As BYU students graduate and move into the workforce, they are among a population of millennials that expects more benefits than companies offered even a few years ago. Not only have the types of jobs changed with advances in technology and innovation, but what millennials look for in jobs has also shifted.

Though traditional benefits include health insurance, retirement plans and life insurance, the rising generation is expecting more personalized perks when searching for a job.

Employers offer these benefits not only to attract potential employees to their companies but to retain workers and use their strengths effectively.

“Smart business leaders recognize one of their most valuable assets is their employees,” said Pat Bluth, former director of human resource operations for The Church of Jesus Christ of Latter-day Saints. “Many companies don’t see that and especially don’t act like employees are important to their business. Good leaders know what it takes to motivate and energize employees so they will perform well.”

According to Glassdoor, employers must understand that much of what motivates the millennial generation in looking for a job is work culture and opportunities for growth.

Though some millennials are still in school, Glassdoor says employers can expect that by 2025 millennials will make up the majority of their workforce. This means benefits not only need to fulfill traditional expectations, but benefits must contribute to a company culture and environment.

Statistics and information for infographic from Glassdoor.

Nu Skin’s organizational development program director Andrea Christensen said the company has recently added an in-house gym to keep up with business trends that offer more personal benefits. The company also hopes to encourage a culture of health with programs such as weight management, balanced diets and exercise. Another trend Nu Skin has followed is providing employees with financial training to prepare them for the future and give them opportunity for personal development.

In examining the movement in employer benefit trends, Caleb Wilkins, vice president of sales at Tesani Companies, a holding company that builds businesses from the ground up, said that while some traditional benefits remain more constant, the greatest change he has observed in benefits is a shift from universality as millennials come into the job market.

“The general trend in benefits is to move away from cookie cutter to more personalized benefits,” Wilkins said. “That’s really hard to execute, especially at scale, but I think Tesani has done a great job on how to build a foundation that is based on people individually rather than just the aggregate group. It’s cheaper to pay for the aggregate group — put everyone in a big insurance pool, find the cheapest one for the company — but the employees suffer.”
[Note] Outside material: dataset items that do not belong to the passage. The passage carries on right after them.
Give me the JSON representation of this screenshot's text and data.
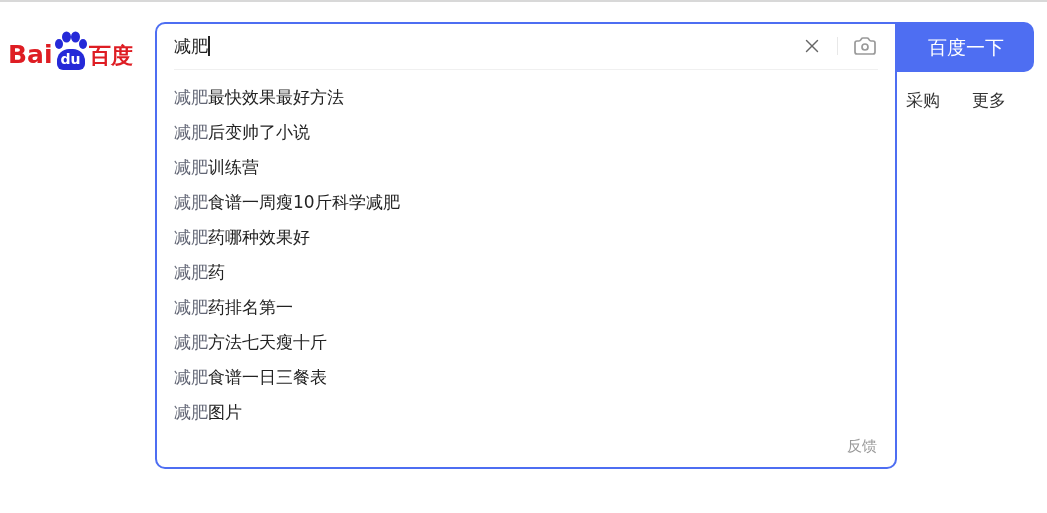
{
  "logo": {
    "left": "Bai",
    "paw": "du",
    "right": "百度"
  },
  "search": {
    "value": "减肥",
    "cursor": true
  },
  "button": "百度一下",
  "nav_links": [
    "采购",
    "更多"
  ],
  "suggestions": [
    {
      "typed": "减肥",
      "rest": "最快效果最好方法"
    },
    {
      "typed": "减肥",
      "rest": "后变帅了小说"
    },
    {
      "typed": "减肥",
      "rest": "训练营"
    },
    {
      "typed": "减肥",
      "rest": "食谱一周瘦10斤科学减肥"
    },
    {
      "typed": "减肥",
      "rest": "药哪种效果好"
    },
    {
      "typed": "减肥",
      "rest": "药"
    },
    {
      "typed": "减肥",
      "rest": "药排名第一"
    },
    {
      "typed": "减肥",
      "rest": "方法七天瘦十斤"
    },
    {
      "typed": "减肥",
      "rest": "食谱一日三餐表"
    },
    {
      "typed": "减肥",
      "rest": "图片"
    }
  ],
  "feedback": "反馈"
}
According to a Business News Daily article, another personalized benefit millennials are seeking is freedom from rigid schedules.

Giving young professionals flexibility is vital in retaining employees who tend to stay at companies for only a short time. Statistics from a Pay Scale and Millennial Branding Study show that while 41 percent of baby boomers think workers should stay at a job for at least five years before looking for a new job, only 13 percent of millennials agree.

“Individual values have changed what’s important in life. We don’t see a generation of potential employees looking to stay at the same company for their career, but (a generation) looking to work somewhere they can have fun, move up the ladder quickly, learn and move on to the next experience. So as a company, I need to offer elements that will support these values,” said Sarah Tuddenham, former human resource generalist for WesTech Engineering.

Millennials anticipating to learn and rise through the company hierarchy expect mentors and leaders who will be more than bosses to them. Travis Hansen, CEO of Tesani Companies, said he sees business leaders as a vital benefit millennials are looking for above and beyond more traditional benefits.

“I think benefits are going to change. I think culture will consistently change and companies will change. I think millennials will push change because there’s no reason they should not be happy with their current status,” Hansen said. “They should push and go for better, and then they should expect more from their leaders. They should expect them to be advisers and mentors and to know them on a personal level. You should never look for a job, you should look for a leader that will care for you and will genuinely help you to move forward.”